Si vous allez voir sa tombe au cimetière du père Lachaise à Paris, proche de celle de La Fontaine, sachez que son corps n’y repose pas.
• En novembre 2010, Francis Huster avait rendu hommage à Marcel Aymé. C’était la première fois qu’il venait à Jonzac et à l’époque, on pensait qu’il reprendrait le flambeau des Tréteaux de France laissé par Marcel Maréchal (proposition qu’il déclina par la suite).
En incarnant pas moins de treize personnages dans une “traversée de Paris“ rendue célèbre par le cinéma, il avait montré que la scène, comme la piste pour un coureur de fond, pouvait être le témoin d‘une performance physique et intellectuelle exceptionnelle.

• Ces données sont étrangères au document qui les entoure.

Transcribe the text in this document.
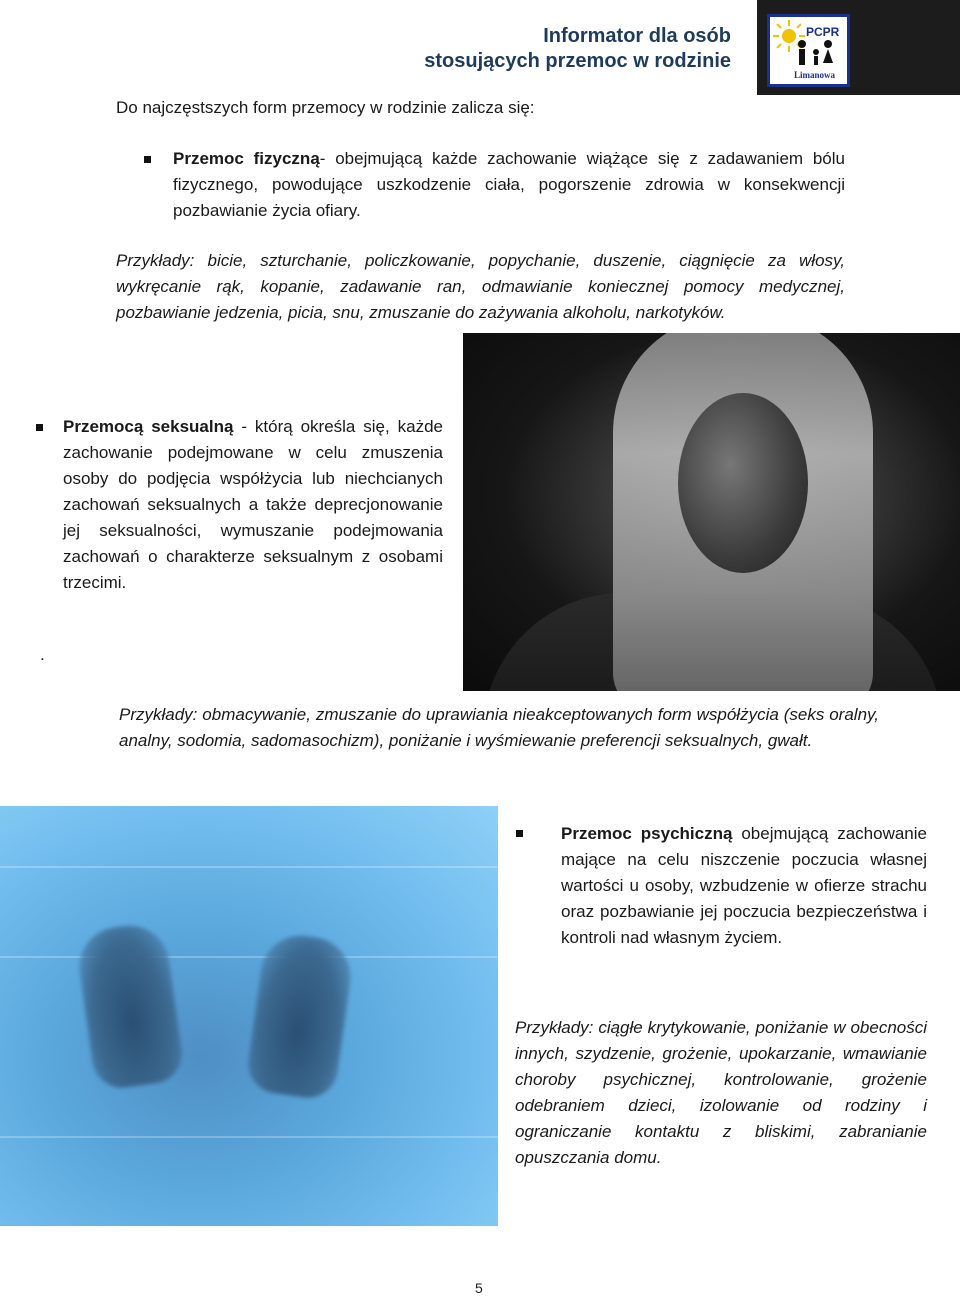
Informator dla osób
stosujących przemoc w rodzinie
PCPR
Limanowa
Do najczęstszych form przemocy w rodzinie zalicza się:
Przemoc fizyczną- obejmującą każde zachowanie wiążące się z zadawaniem bólu fizycznego, powodujące uszkodzenie ciała, pogorszenie zdrowia w konsekwencji pozbawianie życia ofiary.
Przykłady: bicie, szturchanie, policzkowanie, popychanie, duszenie, ciągnięcie za włosy, wykręcanie rąk, kopanie, zadawanie ran, odmawianie koniecznej pomocy medycznej, pozbawianie jedzenia, picia, snu, zmuszanie do zażywania alkoholu, narkotyków.
Przemocą seksualną - którą określa się, każde zachowanie podejmowane w celu zmuszenia osoby do podjęcia współżycia lub niechcianych zachowań seksualnych a także deprecjonowanie jej seksualności, wymuszanie podejmowania zachowań o charakterze seksualnym z osobami trzecimi.
.
Przykłady: obmacywanie, zmuszanie do uprawiania nieakceptowanych form współżycia (seks oralny, analny, sodomia, sadomasochizm), poniżanie i wyśmiewanie preferencji seksualnych, gwałt.
Przemoc psychiczną obejmującą zachowanie mające na celu niszczenie poczucia własnej wartości u osoby, wzbudzenie w ofierze strachu oraz pozbawianie jej poczucia bezpieczeństwa i kontroli nad własnym życiem.
Przykłady: ciągłe krytykowanie, poniżanie w obecności innych, szydzenie, grożenie, upokarzanie, wmawianie choroby psychicznej, kontrolowanie, grożenie odebraniem dzieci, izolowanie od rodziny i ograniczanie kontaktu z bliskimi, zabranianie opuszczania domu.
5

Séance de dédicaces en 2010 (archives photos Nicole Bertin) |
De nombreuses admiratrices dont Mona Raton et Bernadette Schmitt ! |
Francis Huster aux côtés de M. et Mme Belot |
• Francis Huster tiendrait de sa grand-mère l’amour du spectacle. Le jeudi, elle emmenait ses petits-enfants au cinéma.
• Élève au lycée Carnot de Paris, Francis Huster s'inscrit à l’âge de quinze ans au Conservatoire municipal du 18e arrondissement de Paris, puis au cours Florent et au Conservatoire national supérieur d'art dramatique, dont il obtient trois premiers prix. En 1971, il devient sociétaire à la Comédie Française qu'il quitte en 1981. Parallèlement à ses rôles classiques, il tourne dans de nombreux films et crée la « Compagnie Francis Huster » avec laquelle il monte plusieurs spectacles.